Babam artık çabalarını sadece kardeşim Khaled'e şarkı söylemeyi öğretmekle sınırlamıyordu; bana da öğretmeye başladı. Kısa süre sonra köyümüzdeki küçük kız komşu köylerde ünlü oldu. Ünüm yakın sınırların ötesine yayıldı ve katetmemiz gereken mesafeler uzadı.

Gelirimiz, üçüncü sınıf da olsa, yeni treni karşılayabilecek kadar arttı. Hayatımda ilk kez bir trene bindiğimde hissettiğim sevinci hala canlı bir şekilde hatırlıyorum. Tren Senbellawein istasyonundan Abu Shaq istasyonuna gidiyordu.
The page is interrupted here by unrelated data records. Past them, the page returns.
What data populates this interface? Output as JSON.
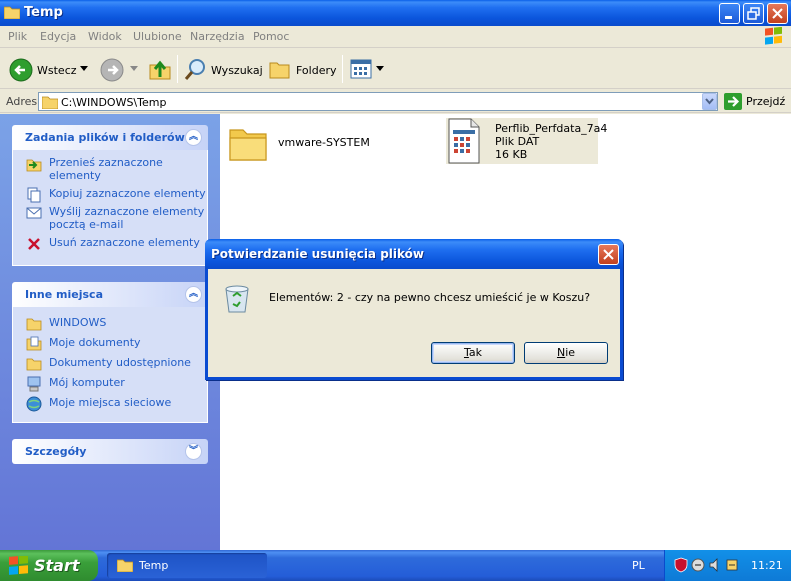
{
  "window": {
    "title": "Temp"
  },
  "menu": [
    "Plik",
    "Edycja",
    "Widok",
    "Ulubione",
    "Narzędzia",
    "Pomoc"
  ],
  "toolbar": {
    "back_label": "Wstecz",
    "search_label": "Wyszukaj",
    "folders_label": "Foldery"
  },
  "address": {
    "label": "Adres",
    "value": "C:\\WINDOWS\\Temp",
    "go_label": "Przejdź"
  },
  "panels": {
    "tasks": {
      "title": "Zadania plików i folderów",
      "items": [
        {
          "label_line1": "Przenieś zaznaczone",
          "label_line2": "elementy",
          "icon": "move-icon"
        },
        {
          "label_line1": "Kopiuj zaznaczone elementy",
          "label_line2": "",
          "icon": "copy-icon"
        },
        {
          "label_line1": "Wyślij zaznaczone elementy",
          "label_line2": "pocztą e-mail",
          "icon": "email-icon"
        },
        {
          "label_line1": "Usuń zaznaczone elementy",
          "label_line2": "",
          "icon": "delete-icon"
        }
      ]
    },
    "places": {
      "title": "Inne miejsca",
      "items": [
        {
          "label": "WINDOWS",
          "icon": "folder-icon"
        },
        {
          "label": "Moje dokumenty",
          "icon": "my-documents-icon"
        },
        {
          "label": "Dokumenty udostępnione",
          "icon": "folder-icon"
        },
        {
          "label": "Mój komputer",
          "icon": "computer-icon"
        },
        {
          "label": "Moje miejsca sieciowe",
          "icon": "network-icon"
        }
      ]
    },
    "details": {
      "title": "Szczegóły"
    }
  },
  "files": [
    {
      "name": "vmware-SYSTEM",
      "type": "folder"
    },
    {
      "name": "Perflib_Perfdata_7a4",
      "type_label": "Plik DAT",
      "size": "16 KB"
    }
  ],
  "dialog": {
    "title": "Potwierdzanie usunięcia plików",
    "message": "Elementów: 2 - czy na pewno chcesz umieścić je w Koszu?",
    "yes_label": "Tak",
    "yes_rest": "ak",
    "yes_accel": "T",
    "no_label": "Nie",
    "no_accel": "N",
    "no_rest": "ie"
  },
  "taskbar": {
    "start_label": "Start",
    "task_label": "Temp",
    "language": "PL",
    "clock": "11:21"
  },
  "colors": {
    "title_blue": "#0b55dc",
    "panel_link": "#215dc6",
    "start_green": "#3a9f3a",
    "tray_blue": "#0e7ad6"
  }
}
Vagona bindim, bankta durdum ve babam beni sabit tutmak için elbisemin eteğini tutarken pencereden dışarıya hevesle baktım.

Tren hareket ederken, garip bir görüntü beni büyüledi: palmiyeler ve telgraf direkleri yanımdan koşuyor gibiydi. Bu tuhaf sahne beni şaşırttı ve tedirgin etti. Tren Abu Shaq istasyonunda durduğunda, pencereye tutundum ve inmeyi reddettim.
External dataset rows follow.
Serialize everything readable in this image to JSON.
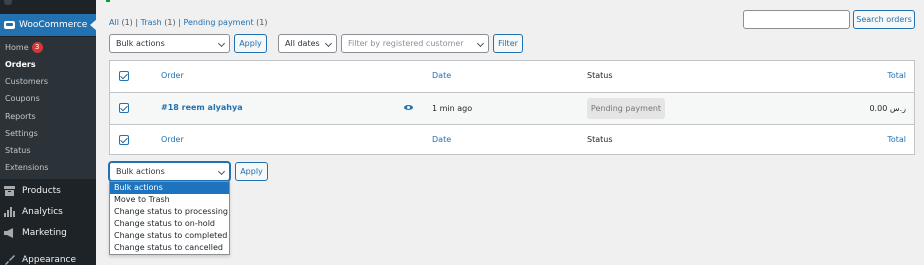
{
  "sidebar": {
    "woocommerce_label": "WooCommerce",
    "submenu": [
      {
        "label": "Home",
        "badge": "3"
      },
      {
        "label": "Orders"
      },
      {
        "label": "Customers"
      },
      {
        "label": "Coupons"
      },
      {
        "label": "Reports"
      },
      {
        "label": "Settings"
      },
      {
        "label": "Status"
      },
      {
        "label": "Extensions"
      }
    ],
    "main_items": [
      {
        "label": "Products",
        "icon": "archive-icon"
      },
      {
        "label": "Analytics",
        "icon": "bar-chart-icon"
      },
      {
        "label": "Marketing",
        "icon": "megaphone-icon"
      },
      {
        "label": "Appearance",
        "icon": "paintbrush-icon"
      }
    ]
  },
  "filters": {
    "all_label": "All",
    "all_count": "(1)",
    "trash_label": "Trash",
    "trash_count": "(1)",
    "pending_label": "Pending payment",
    "pending_count": "(1)",
    "separator": "|"
  },
  "search": {
    "value": "",
    "button_label": "Search orders"
  },
  "top_controls": {
    "bulk_actions_value": "Bulk actions",
    "apply_label": "Apply",
    "dates_value": "All dates",
    "customer_placeholder": "Filter by registered customer",
    "filter_label": "Filter"
  },
  "table": {
    "columns": {
      "order": "Order",
      "date": "Date",
      "status": "Status",
      "total": "Total"
    },
    "rows": [
      {
        "order": "#18 reem alyahya",
        "date": "1 min ago",
        "status": "Pending payment",
        "total": "0.00 ر.س"
      }
    ]
  },
  "bottom_controls": {
    "bulk_actions_value": "Bulk actions",
    "apply_label": "Apply",
    "options": [
      "Bulk actions",
      "Move to Trash",
      "Change status to processing",
      "Change status to on-hold",
      "Change status to completed",
      "Change status to cancelled"
    ],
    "selected_index": 0
  },
  "colors": {
    "accent": "#2271b1",
    "sidebar_bg": "#1d2327",
    "submenu_bg": "#2c3338",
    "badge": "#d63638",
    "option_selected": "#1e73be"
  }
}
Babam yarın trene döneceğimize söz verdi ama ben ona inanmadım. Ta ki Tanrı'ya yemin edene kadar pes etmedim. Pencereyi bıraktım ve trenden indim.

Sadece maddi gücü yetenlere özel olan partiye katıldık. Bilet fiyatı bir peniydi.

Bir gün babam ilginç bir gerçeği fark etti: O dönemdeki "ünlü" şarkıcılar performansları sırasında her zaman Gazoza (gazlı, karbonatlı bir içecek) içerlerdi. Bu fikri benimseyerek sözleşmelerimize hemen yeni bir madde ekledi ve organizatörlerin her performans için bana bir şişe Gazoza sağlamasını şart koştu. Benim için bu mükemmel bir düzenlemeydi! Basit zevklerin tadını çıkarıyordum: beni etkinliğe götüren eşek, tadına baktığım puding ve ödülüm olan ferahlatıcı Gazoza şişesi.

Şöhretimiz büyüdükçe, Senbellawein Merkezi'nin ötesindeki köylere kadar uzanarak erişimimiz de büyüdü. Beş şeyhten oluşan bir grupla birlikte sahne alarak, konser başına 100 kuruş gibi hatırı sayılır bir miktar kazanmaya başladık; o zamanlar küçük bir servet gibi görünen bir miktardı.

Grubun kazancı 100 kuruştan 150 kuruşa çıktığında kendimizi zengin hissettik. Zenginleri taklit etmeye hevesli olan babam, tıpkı onların çocuklarına yaptıkları gibi bizim de fotoğraf çektirmemiz gerektiğine karar verdi. Bu yüzden Zagazig'deki bir fotoğrafçıya gittik.

Kardeşim ve ben kameranın önünde kahkahalarımızı tutamadık. Fotoğrafçı siyah bir örtüyle örtülü bir şekilde merceğin arkasında duruyordu ve bu garip görüntü bizi kontrol edilemez bir kahkahaya boğdu.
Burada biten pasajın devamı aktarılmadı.